Former peanut executive Stewart Parnell was sentenced Monday to 28 years in prison for his role in a nationwide salmonella outbreak that killed nine people and sickened hundreds in 2008 and 2009.

The sentence marked the most severe punishment ever for a food-related crime. Prosecutors had sought life in prison for the 61-year-old executive, and the sentence handed down by U.S. District Judge W. Louis Sands essentially could amount to that.

“These acts were driven simply by the desire to profit and to protect profits notwithstanding the known risks,” the judge said, according to the Associated Press. “This is commonly and accurately referred to as greed.”

By all accounts, Monday’s sentencing hearing in a federal courthouse in Albany, Ga., overflowed with emotion on both sides.

Families of victims poisoned by salmonella after eating products from Parnell’s company, Peanut Corp. of America, spent the morning urging the judge to impose the stiffest possible sentence. Jacob Hurley, only 3 when he got seriously ill after eating peanut butter crackers, said it would be okay with him for Parnell “to spend the rest of his life in prison,” according to press reports. Jeff Almer, whose 72-year-old mother died as a result of the outbreak, felt the same. “You took my mom,” he told Parnell.

Others defended Parnell’s character. His mother spoke on his behalf. His daughter described him as a doting grandfather who always put others before himself.
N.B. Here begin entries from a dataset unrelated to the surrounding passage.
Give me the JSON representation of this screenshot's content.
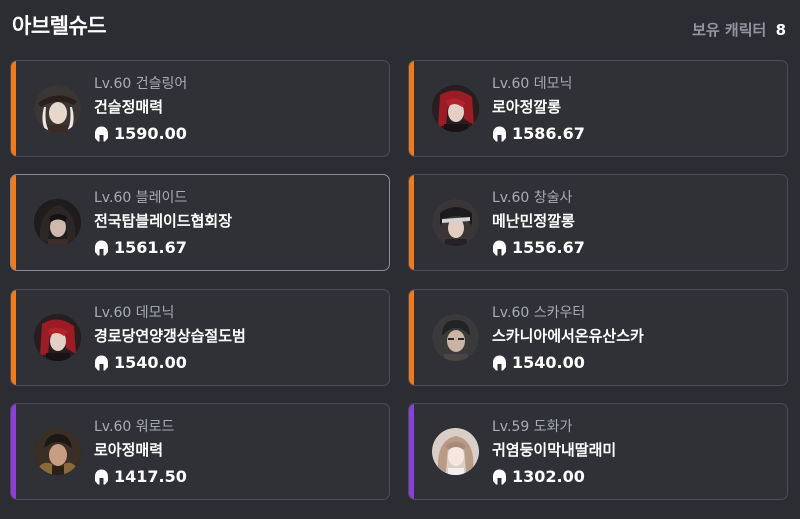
{
  "header": {
    "server_name": "아브렐슈드",
    "char_count_label": "보유 캐릭터",
    "char_count": "8"
  },
  "accent_colors": {
    "orange": "#f07a1e",
    "purple": "#8a3fd9"
  },
  "characters": [
    {
      "level_class": "Lv.60 건슬링어",
      "name": "건슬정매력",
      "item_level": "1590.00",
      "accent": "orange",
      "avatar_icon": "gunslinger-portrait"
    },
    {
      "level_class": "Lv.60 데모닉",
      "name": "로아정깔롱",
      "item_level": "1586.67",
      "accent": "orange",
      "avatar_icon": "demonic-portrait"
    },
    {
      "level_class": "Lv.60 블레이드",
      "name": "전국탑블레이드협회장",
      "item_level": "1561.67",
      "accent": "orange",
      "avatar_icon": "blade-portrait"
    },
    {
      "level_class": "Lv.60 창술사",
      "name": "메난민정깔롱",
      "item_level": "1556.67",
      "accent": "orange",
      "avatar_icon": "lancemaster-portrait"
    },
    {
      "level_class": "Lv.60 데모닉",
      "name": "경로당연양갱상습절도범",
      "item_level": "1540.00",
      "accent": "orange",
      "avatar_icon": "demonic-portrait"
    },
    {
      "level_class": "Lv.60 스카우터",
      "name": "스카니아에서온유산스카",
      "item_level": "1540.00",
      "accent": "orange",
      "avatar_icon": "scouter-portrait"
    },
    {
      "level_class": "Lv.60 워로드",
      "name": "로아정매력",
      "item_level": "1417.50",
      "accent": "purple",
      "avatar_icon": "warlord-portrait"
    },
    {
      "level_class": "Lv.59 도화가",
      "name": "귀염둥이막내딸래미",
      "item_level": "1302.00",
      "accent": "purple",
      "avatar_icon": "artist-portrait"
    }
  ]
}
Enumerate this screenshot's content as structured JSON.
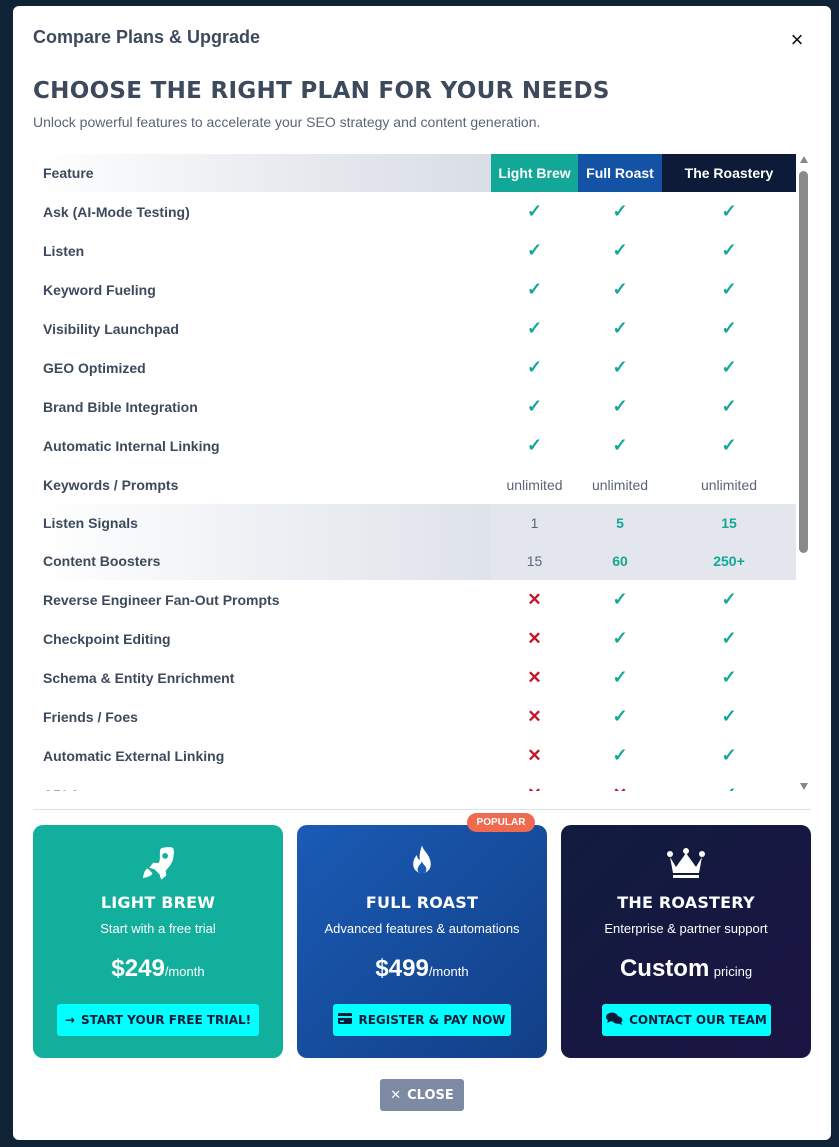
{
  "modal": {
    "title": "Compare Plans & Upgrade",
    "close_glyph": "×",
    "heading": "Choose the right plan for your needs",
    "subtitle": "Unlock powerful features to accelerate your SEO strategy and content generation."
  },
  "table": {
    "headers": {
      "feature": "Feature",
      "light_brew": "Light Brew",
      "full_roast": "Full Roast",
      "roastery": "The Roastery"
    },
    "rows": [
      {
        "feature": "Ask (AI-Mode Testing)",
        "values": [
          "check",
          "check",
          "check"
        ]
      },
      {
        "feature": "Listen",
        "values": [
          "check",
          "check",
          "check"
        ]
      },
      {
        "feature": "Keyword Fueling",
        "values": [
          "check",
          "check",
          "check"
        ]
      },
      {
        "feature": "Visibility Launchpad",
        "values": [
          "check",
          "check",
          "check"
        ]
      },
      {
        "feature": "GEO Optimized",
        "values": [
          "check",
          "check",
          "check"
        ]
      },
      {
        "feature": "Brand Bible Integration",
        "values": [
          "check",
          "check",
          "check"
        ]
      },
      {
        "feature": "Automatic Internal Linking",
        "values": [
          "check",
          "check",
          "check"
        ]
      },
      {
        "feature": "Keywords / Prompts",
        "values": [
          "unlimited",
          "unlimited",
          "unlimited"
        ]
      },
      {
        "feature": "Listen Signals",
        "values": [
          "1",
          "5",
          "15"
        ]
      },
      {
        "feature": "Content Boosters",
        "values": [
          "15",
          "60",
          "250+"
        ]
      },
      {
        "feature": "Reverse Engineer Fan-Out Prompts",
        "values": [
          "cross",
          "check",
          "check"
        ]
      },
      {
        "feature": "Checkpoint Editing",
        "values": [
          "cross",
          "check",
          "check"
        ]
      },
      {
        "feature": "Schema & Entity Enrichment",
        "values": [
          "cross",
          "check",
          "check"
        ]
      },
      {
        "feature": "Friends / Foes",
        "values": [
          "cross",
          "check",
          "check"
        ]
      },
      {
        "feature": "Automatic External Linking",
        "values": [
          "cross",
          "check",
          "check"
        ]
      },
      {
        "feature": "API Access",
        "values": [
          "cross",
          "cross",
          "check"
        ]
      }
    ],
    "check_glyph": "✓",
    "cross_glyph": "✕"
  },
  "cards": {
    "light_brew": {
      "icon": "rocket-icon",
      "name": "Light Brew",
      "desc": "Start with a free trial",
      "price": "$249",
      "price_suffix": "/month",
      "button_icon": "arrow-right-icon",
      "button_glyph": "→",
      "button": "Start your free trial!"
    },
    "full_roast": {
      "badge": "POPULAR",
      "icon": "fire-icon",
      "name": "Full Roast",
      "desc": "Advanced features & automations",
      "price": "$499",
      "price_suffix": "/month",
      "button_icon": "credit-card-icon",
      "button": "Register & Pay Now"
    },
    "roastery": {
      "icon": "crown-icon",
      "name": "The Roastery",
      "desc": "Enterprise & partner support",
      "price": "Custom",
      "price_suffix": "pricing",
      "button_icon": "chat-icon",
      "button": "Contact our team"
    }
  },
  "footer": {
    "close_icon": "close-icon",
    "close_glyph": "✕",
    "close_label": "Close"
  },
  "colors": {
    "teal": "#12a796",
    "blue": "#1452a6",
    "navy": "#0d1b38",
    "cyan_button": "#00ffff",
    "cross_red": "#c4132b",
    "badge": "#f06a4f"
  }
}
His son asked the judge to “please show my father mercy when considering his sentencing,” according to a local reporter tweeting from the hearing.

Parnell, who was found guilty last year on more than 70 criminal charges, including knowingly shipping tainted food across state lines, obstruction of justice, conspiracy and wire fraud, never testified at his trial or when called to a hearing on Capitol Hill.
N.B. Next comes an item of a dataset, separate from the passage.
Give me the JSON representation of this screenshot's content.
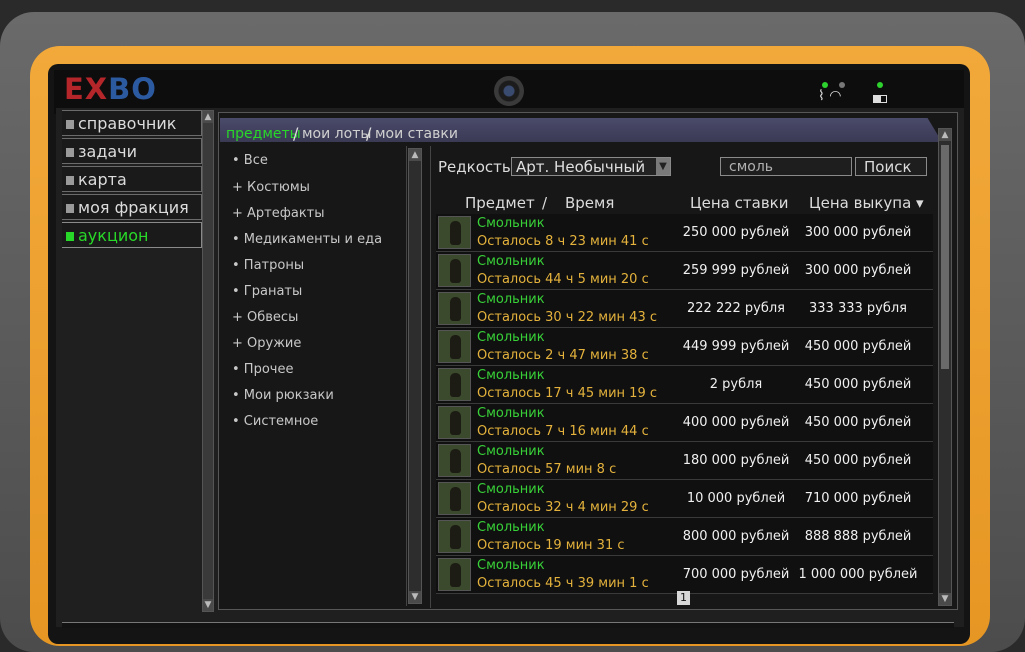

But on Monday he expressed remorse in court, apologizing to customers and saying he was “personally embarrassed, humiliated and morally disgraced by what happened.” He also addressed the victims and their families, according to the AP report, saying “I think about you guys every day” and “I’m truly sorry for what happened.”

Parnell’s now-bankrupt company, based in Virginia but with a production plant in Georgia, once touted its “remarkable food-safety record.” But in reality its own internal tests turned up salmonella contamination a half-dozen times in 2007 and 2008, according to investigators. Parnell approved shipments despite such warnings.

Investigators documented a litany of unsanitary conditions at the plant, including mold, roaches, dirty equipment, holes big enough to allow rodents inside and a failure to separate raw and cooked products. They also unearthed e-mails that showed Parnell hastily approving shipments he knew might be contaminated.

The case is the latest and in a series of high-profile criminal prosecutions pursued by the federal government in recent years. The federal government in recent years also has prosecuted cases involving tainted eggs that sickened thousands of people and contaminated cantaloupes that led to 33 deaths. But no other executives have yet faced a sentence like the one Parnell received Monday.

Michael Parnell, a former supervisor at the company and Stewart Parnell’s brother, who was convicted on fewer criminal counts, received a sentence Monday of 20 years in prison. Mary Wilkerson, a quality-control manager at the Georgia plant who was convicted of obstruction of justice, received a 5-year sentence.

“Americans should be able to trust that the food we buy for ourselves and our families is safe,” Stuart Delery, the Justice Department’s acting associate attorney general, said in a statement Monday. “The sentences handed down today to officials associated with the Peanut Corporation of America demonstrate the consequences for those whose criminal actions threaten that trust by introducing contaminated food into the marketplace.”

Seattle food safety attorney Bill Marler said the fact that Parnell was prosecuted at all is a victory for consumers, as it should serve as a deterrent to other food executives. “This sentence is going to send a stiff, cold wind through board rooms across the U.S.,” Marler said.

“We think the sentence itself is extremely high,” Parnell’s attorney, Thomas J. Bondurant Jr., said Monday. “He’s obviously disappointed, but we knew it was a likelihood something like this could happen.”

Bondurant said Parnell intends to appeal the verdicts against him.